Y, en lo que concierne a cobertura de las necesidades básicas, hemos llevado esta búsqueda mucho más allá de la obtención de los estrictamente necesario, incluso más allá de la obtención de lo razonablemente necesario. Hemos incorporado a esta búsqueda elementos como la satisfacción del ego y la competición social que la convierten en un camino desaforado por no encontrar nunca suficiente satisfacción y por no tener ningún límite.
Los alimentos ya no son alimentos: son artificiosos conglomerados de trozos de lo que fue naturaleza, aditivados por perniciosas combinaciones y envueltos en innecesarias capas de energía.
En el mantenimiento o la obtención de la salud hemos incorporado superfluos y discutibles “bienes” estéticos que, además de que también actúan como esquilmadores de nuestra naturaleza, tiene las más de las veces efectos contraproducentes contra la propia salud. Por una parte despilfarramos alimentos, manipulados por los peores procedimientos, y que nos llevan a cebarnos y por otra nos vemos obligados, por razones estéticas a consumir productos especialmente diseñados para ayudarnos a mantener la línea. Por una parte llenamos nuestro cuerpo de enorme cantidad de productos altamente nocivos que deterioran nuestra salud, y por otra tenemos que tratar de neutralizarlos con medicamentos que traten de restablecer ese deterioro.
En lo que respecta a la protección de nuestro entorno, vivienda y vestido, la situación es similar. De un techo para cubrirnos y un vestido para protegernos hemos pasado a una superflua e interminable carrera que escasamente nos proporciona mayor protección y que no nos aporta mayor bienestar. Aún no hemos terminado de consumir algo cuando ya ha dejado de interesarnos y pronto ni sabemos que existe para reiniciar de inmediato la rueda.
Superficialidad, competencia y ego frente a satisfacción de necesidades y adaptación a la naturaleza.

¿Qué decir de bienestar psicológico y espiritual? ¿Dónde están presentes en eso a lo que habitualmente llamamos progreso?
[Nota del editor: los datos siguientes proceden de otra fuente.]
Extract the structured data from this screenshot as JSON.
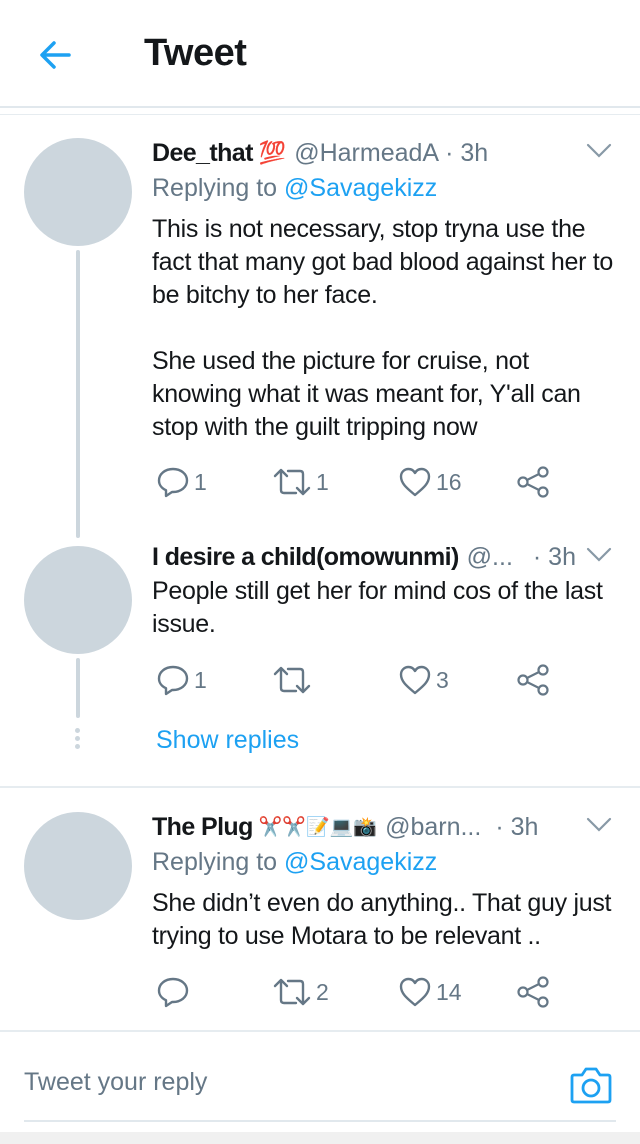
{
  "header": {
    "title": "Tweet"
  },
  "tweets": [
    {
      "name": "Dee_that",
      "name_emoji": "💯",
      "handle": "@HarmeadA",
      "time": "· 3h",
      "replying_prefix": "Replying to",
      "replying_to": "@Savagekizz",
      "body": [
        "This is not necessary, stop tryna use the fact that many got bad blood against her to be bitchy to her face.",
        "She used the picture for cruise, not knowing what it was meant for, Y'all can stop with the guilt tripping now"
      ],
      "replies": "1",
      "retweets": "1",
      "likes": "16"
    },
    {
      "name": "I desire a child(omowunmi)",
      "handle": "@...",
      "time": "· 3h",
      "body": [
        "People still get her for mind cos of the last issue."
      ],
      "replies": "1",
      "retweets": "",
      "likes": "3"
    },
    {
      "name": "The Plug",
      "name_emoji": "✂️✂️📝💻📸",
      "handle": "@barn...",
      "time": "· 3h",
      "replying_prefix": "Replying to",
      "replying_to": "@Savagekizz",
      "body": [
        "She didn’t even do anything.. That guy just trying to use Motara to be relevant .."
      ],
      "replies": "",
      "retweets": "2",
      "likes": "14"
    }
  ],
  "show_replies": "Show replies",
  "compose": {
    "placeholder": "Tweet your reply"
  },
  "colors": {
    "accent": "#1da1f2",
    "secondary_text": "#657786",
    "avatar_placeholder": "#ccd6dd"
  }
}
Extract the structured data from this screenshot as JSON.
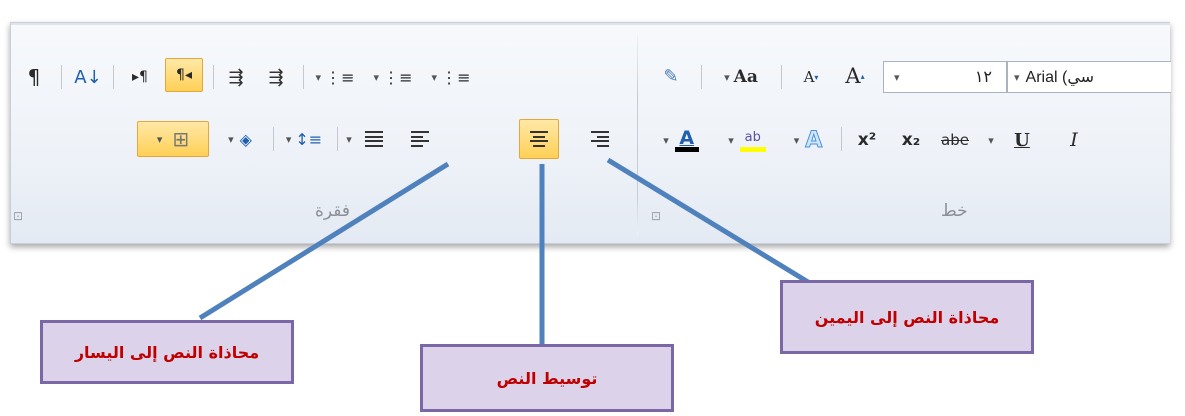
{
  "ribbon": {
    "groups": {
      "paragraph_label": "فقرة",
      "font_label": "خط"
    },
    "launcher_glyph": "⊡",
    "paragraph": {
      "show_marks": "¶",
      "sort": "A↓",
      "ltr_dir": "▸¶",
      "rtl_dir": "¶◂",
      "increase_indent": "⇶",
      "decrease_indent": "⇶",
      "multilevel_list": "⋮≡",
      "numbering": "⋮≡",
      "bullets": "⋮≡",
      "line_spacing": "↕≡",
      "shading": "◈",
      "borders": "⊞",
      "dropdown": "▾"
    },
    "font": {
      "change_case": "Aa",
      "shrink": "A",
      "grow": "A",
      "size": "١٢",
      "name": "Arial (سي",
      "font_color": "A",
      "highlight": "ab",
      "text_effects": "A",
      "superscript": "x²",
      "subscript": "x₂",
      "strikethrough": "abe",
      "underline": "U",
      "italic": "I",
      "dropdown": "▾"
    },
    "colors": {
      "font_color_bar": "#000000",
      "highlight_bar": "#ffff00",
      "active_fill": "#ffd056",
      "effects_blue": "#4a90d9"
    }
  },
  "callouts": {
    "align_left": "محاذاة النص إلى اليسار",
    "center": "توسيط النص",
    "align_right": "محاذاة النص إلى اليمين"
  },
  "callout_style": {
    "fill": "#dcd3ea",
    "border": "#7a67a6",
    "text": "#c00000",
    "line": "#4f81bd"
  }
}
Claro que una parte de la sociedad trata de explorar estos caminos. Pero sólo de una forma lateral, como en los casos de la cultura oficial –universidades, etc- y espiritualidad oficial –religión “única”- forman parte del tronco social que constituye el progreso. Y cuando casi nunca dejan de estar contaminadas por las ideas fuerza que conforman ese progreso. En la Universidad se imparten muchas disciplinas, pero sólo las que responden a los requerimientos de esas ideas fuerza de progreso –formaciones técnicas- son consideradas útiles. Las disciplinas humanistas que no aportan valor añadido al progreso son, cada vez más excentricidades o, como máximo, curiosidades.
Y el resto son “guetos”.
Cultivar los valores psicológicos y espiritual en los mismos escenarios donde se representa la comedia del progreso es estar condenado sin remisión a que te pongan la etiqueta de raro, o de frustrado, o de incapaz que se refugia en tonterías para esconder esa incapacidad.


Con esto se nos echa encima el verano, las vacaciones, los compromisos y paree que no será posible organizar nada hasta septiembre. Ya recogeremos el testigo en esas fechas y seguiremos tirando adelante.